The inflammasome — a protein signaling network that is activated to rid the body of virus or bacteria-infected cells — may play an important role in triggering an immune response to cancer and causing an existing class of drugs to work better against cancers, according to a press release from Johns Hopkins Medicine.
A collaborative research study led by experts at the Johns Hopkins Kimmel Cancer Center and University of Maryland Marlene and Stewart Greenebaum Cancer Center found that the inflammasome imparts a DNA repair defect-like state in cancer cells. In laboratory and animal models of ovarian and breast cancer cells, it induced an immune activating signal that directly made the cells susceptible to treatment with drugs called PARP inhibitors, drugs that disable the cancer cell’s ability to repair DNA damage caused by anticancer therapies. As a result, the cancer cell dies.
The findings, published online May 26 in the Proceedings of the National Academy of Sciences, appear to apply across multiple tumor types and create the potential for a wider use of PARP inhibitors.
In laboratory models, the researchers used the epigenetic drug 5-azacytidine to induce transcriptional BRCAness in two-thirds and one-third of ovarian and triple negative breast cancer cell lines tested. These BRCAness data were correlated with inflammasome activation in two cell lines, which demonstrated the most marked induction of BRCAness.
The drug 5-azacityidine is classified as a demethylating agent because it blocks a chemical process known as DNA methylation and can restore function to some cancer suppressor genes. Ongoing research also studies the ability of this drug, and other epigenetic drugs, to prime cancer cells for a better response to immunotherapies.
Turning the inflammasome on with epigenetic therapy, makes cancer cells targets of the immune system and responsive to drugs known as PARP inhibitors, the researchers said.
BRCA mutations alter the body’s ability to repair DNA, putting those affected at higher risk of developing breast, ovarian, pancreas and other cancers. However, cancers—particularly breast and ovarian cancers—that contain BRCA mutations often respond to treatment with PARP inhibitors, which disable the cancer cell’s ability to repair damage caused by anticancer drugs and radiation therapy.
“This mutation is present in only a small percentage of patients with breast and ovarian cancers, and this is the only setting where PARP inhibitors have demonstrable clinical efficacy,” says co-author Stephen Baylin, MD, Virginia and D.K. Ludwig Professor for Cancer Research.

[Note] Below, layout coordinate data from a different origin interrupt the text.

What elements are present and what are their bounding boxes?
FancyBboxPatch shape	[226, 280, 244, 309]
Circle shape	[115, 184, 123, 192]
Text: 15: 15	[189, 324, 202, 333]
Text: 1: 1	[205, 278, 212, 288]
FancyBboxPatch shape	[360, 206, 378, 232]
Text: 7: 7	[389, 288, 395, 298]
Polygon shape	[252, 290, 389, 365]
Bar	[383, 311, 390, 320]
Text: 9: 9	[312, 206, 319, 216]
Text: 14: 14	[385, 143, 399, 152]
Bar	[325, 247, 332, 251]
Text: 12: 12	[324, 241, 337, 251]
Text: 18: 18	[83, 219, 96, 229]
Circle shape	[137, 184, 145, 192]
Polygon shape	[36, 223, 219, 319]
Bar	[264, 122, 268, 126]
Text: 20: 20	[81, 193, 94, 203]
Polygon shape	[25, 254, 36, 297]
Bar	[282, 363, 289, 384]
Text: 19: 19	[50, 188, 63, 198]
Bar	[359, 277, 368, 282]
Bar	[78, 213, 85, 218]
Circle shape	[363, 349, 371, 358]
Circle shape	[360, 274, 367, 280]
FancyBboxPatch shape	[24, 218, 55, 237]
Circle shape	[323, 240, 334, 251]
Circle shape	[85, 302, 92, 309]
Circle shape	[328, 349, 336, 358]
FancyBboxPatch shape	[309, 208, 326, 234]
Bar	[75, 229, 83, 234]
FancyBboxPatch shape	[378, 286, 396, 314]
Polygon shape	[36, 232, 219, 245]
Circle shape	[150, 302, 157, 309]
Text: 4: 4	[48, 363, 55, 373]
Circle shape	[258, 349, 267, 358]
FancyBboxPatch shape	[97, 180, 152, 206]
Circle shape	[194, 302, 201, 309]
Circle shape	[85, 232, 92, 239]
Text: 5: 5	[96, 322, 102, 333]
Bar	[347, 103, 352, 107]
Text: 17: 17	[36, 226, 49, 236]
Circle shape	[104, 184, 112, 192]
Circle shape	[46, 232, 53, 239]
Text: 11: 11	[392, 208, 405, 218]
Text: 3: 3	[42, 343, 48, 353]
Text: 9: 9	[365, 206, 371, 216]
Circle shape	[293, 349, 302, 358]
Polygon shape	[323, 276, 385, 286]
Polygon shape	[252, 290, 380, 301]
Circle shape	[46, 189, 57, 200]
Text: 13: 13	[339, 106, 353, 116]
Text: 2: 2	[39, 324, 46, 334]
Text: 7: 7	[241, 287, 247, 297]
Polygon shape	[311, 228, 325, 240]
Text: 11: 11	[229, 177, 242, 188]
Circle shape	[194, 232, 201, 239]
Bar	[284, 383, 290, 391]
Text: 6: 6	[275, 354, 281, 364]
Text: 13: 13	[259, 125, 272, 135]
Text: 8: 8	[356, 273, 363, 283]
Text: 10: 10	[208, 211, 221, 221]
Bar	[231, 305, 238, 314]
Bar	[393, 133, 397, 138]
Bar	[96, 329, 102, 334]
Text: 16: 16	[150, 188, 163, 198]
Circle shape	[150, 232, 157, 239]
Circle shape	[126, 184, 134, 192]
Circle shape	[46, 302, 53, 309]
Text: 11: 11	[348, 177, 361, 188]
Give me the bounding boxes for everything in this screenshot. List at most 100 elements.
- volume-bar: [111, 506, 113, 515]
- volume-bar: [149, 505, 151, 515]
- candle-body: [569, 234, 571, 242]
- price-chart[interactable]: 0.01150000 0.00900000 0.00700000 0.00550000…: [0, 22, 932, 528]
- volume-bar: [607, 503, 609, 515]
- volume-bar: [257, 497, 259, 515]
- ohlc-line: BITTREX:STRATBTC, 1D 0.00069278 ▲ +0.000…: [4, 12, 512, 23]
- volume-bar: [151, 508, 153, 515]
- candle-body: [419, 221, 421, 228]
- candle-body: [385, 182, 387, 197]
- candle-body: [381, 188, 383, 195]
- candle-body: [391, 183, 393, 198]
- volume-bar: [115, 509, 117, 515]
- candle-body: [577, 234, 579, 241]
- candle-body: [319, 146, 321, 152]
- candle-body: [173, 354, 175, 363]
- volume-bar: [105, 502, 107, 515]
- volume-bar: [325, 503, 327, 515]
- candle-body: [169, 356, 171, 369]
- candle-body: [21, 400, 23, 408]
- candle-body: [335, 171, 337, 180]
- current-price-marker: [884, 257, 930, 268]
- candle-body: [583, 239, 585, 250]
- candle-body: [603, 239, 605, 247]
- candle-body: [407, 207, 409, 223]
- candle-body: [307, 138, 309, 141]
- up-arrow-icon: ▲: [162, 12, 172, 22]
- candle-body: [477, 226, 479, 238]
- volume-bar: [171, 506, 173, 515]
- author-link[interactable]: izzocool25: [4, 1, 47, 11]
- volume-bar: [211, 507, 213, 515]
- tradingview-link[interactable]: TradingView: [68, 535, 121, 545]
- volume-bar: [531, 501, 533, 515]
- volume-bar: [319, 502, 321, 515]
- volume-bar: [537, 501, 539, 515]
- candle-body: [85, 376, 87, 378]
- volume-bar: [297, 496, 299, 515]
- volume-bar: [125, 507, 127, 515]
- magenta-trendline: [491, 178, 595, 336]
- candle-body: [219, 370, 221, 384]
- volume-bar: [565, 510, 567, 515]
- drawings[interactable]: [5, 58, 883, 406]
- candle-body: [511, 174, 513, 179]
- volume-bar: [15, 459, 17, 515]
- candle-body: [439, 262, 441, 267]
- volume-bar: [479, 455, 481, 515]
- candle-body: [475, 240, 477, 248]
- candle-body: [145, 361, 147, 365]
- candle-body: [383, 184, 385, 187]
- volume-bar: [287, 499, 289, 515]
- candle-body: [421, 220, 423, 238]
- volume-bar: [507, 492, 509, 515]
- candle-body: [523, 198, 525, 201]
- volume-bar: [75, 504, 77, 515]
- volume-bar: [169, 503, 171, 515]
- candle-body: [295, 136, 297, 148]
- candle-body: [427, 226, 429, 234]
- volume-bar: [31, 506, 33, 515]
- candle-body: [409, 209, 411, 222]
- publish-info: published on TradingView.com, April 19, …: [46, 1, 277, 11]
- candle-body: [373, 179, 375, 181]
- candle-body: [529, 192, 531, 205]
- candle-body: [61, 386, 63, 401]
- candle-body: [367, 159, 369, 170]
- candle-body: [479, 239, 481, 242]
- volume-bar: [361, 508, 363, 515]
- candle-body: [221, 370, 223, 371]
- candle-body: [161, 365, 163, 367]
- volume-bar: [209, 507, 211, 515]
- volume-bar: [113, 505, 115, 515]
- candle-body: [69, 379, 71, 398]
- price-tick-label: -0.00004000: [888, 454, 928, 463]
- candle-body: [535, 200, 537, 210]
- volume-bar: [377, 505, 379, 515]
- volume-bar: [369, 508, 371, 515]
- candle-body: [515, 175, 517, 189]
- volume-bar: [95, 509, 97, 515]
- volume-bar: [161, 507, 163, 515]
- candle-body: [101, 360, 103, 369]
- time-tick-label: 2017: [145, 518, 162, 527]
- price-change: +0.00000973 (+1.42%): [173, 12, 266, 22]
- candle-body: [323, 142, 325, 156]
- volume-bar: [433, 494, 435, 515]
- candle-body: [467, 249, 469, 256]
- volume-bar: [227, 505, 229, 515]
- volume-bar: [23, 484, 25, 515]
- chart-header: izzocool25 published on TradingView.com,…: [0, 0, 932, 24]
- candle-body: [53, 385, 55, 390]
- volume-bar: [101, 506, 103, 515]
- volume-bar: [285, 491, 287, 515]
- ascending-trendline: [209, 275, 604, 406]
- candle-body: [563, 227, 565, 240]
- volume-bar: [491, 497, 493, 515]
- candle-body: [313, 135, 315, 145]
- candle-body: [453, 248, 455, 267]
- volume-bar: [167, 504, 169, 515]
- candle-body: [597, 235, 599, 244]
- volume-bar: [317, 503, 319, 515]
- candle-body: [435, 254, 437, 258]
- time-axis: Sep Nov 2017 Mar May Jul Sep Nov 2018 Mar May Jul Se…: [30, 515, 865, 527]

Using 5-azacytidine to make cancer cells, which do not have BRCA mutations act like they have the mutations—a situation the researchers refer to as “BRCAness”—sensitizes cancer cells to treatment with PARP inhibitors and may expand the benefit of the drug to more patients.
The researchers also explain that a pathway called STING (stimulator of interferon genes) is a key regulator of the inflammasome. STING, shown to convert cold tumors, or tumors that do not attract the attention of the immune system, into hot tumors, ones that are most likely to respond to immunotherapies. STING causes CD8+ T cells to traffic to tumors and, in animal models, made breast cancer cells more responsive to immune checkpoint inhibitors.
In a surprising twist, the work of the investigators could potentially shed light on a severe and deadly inflammatory process, called cytokine storm syndrome (CSS), occurring in SARS-CoV-2 infection, the researchers say. They hypothesize that overactivation of the inflammasome may be a key regulator of CSS, the most severe complication of COVID-19 infection.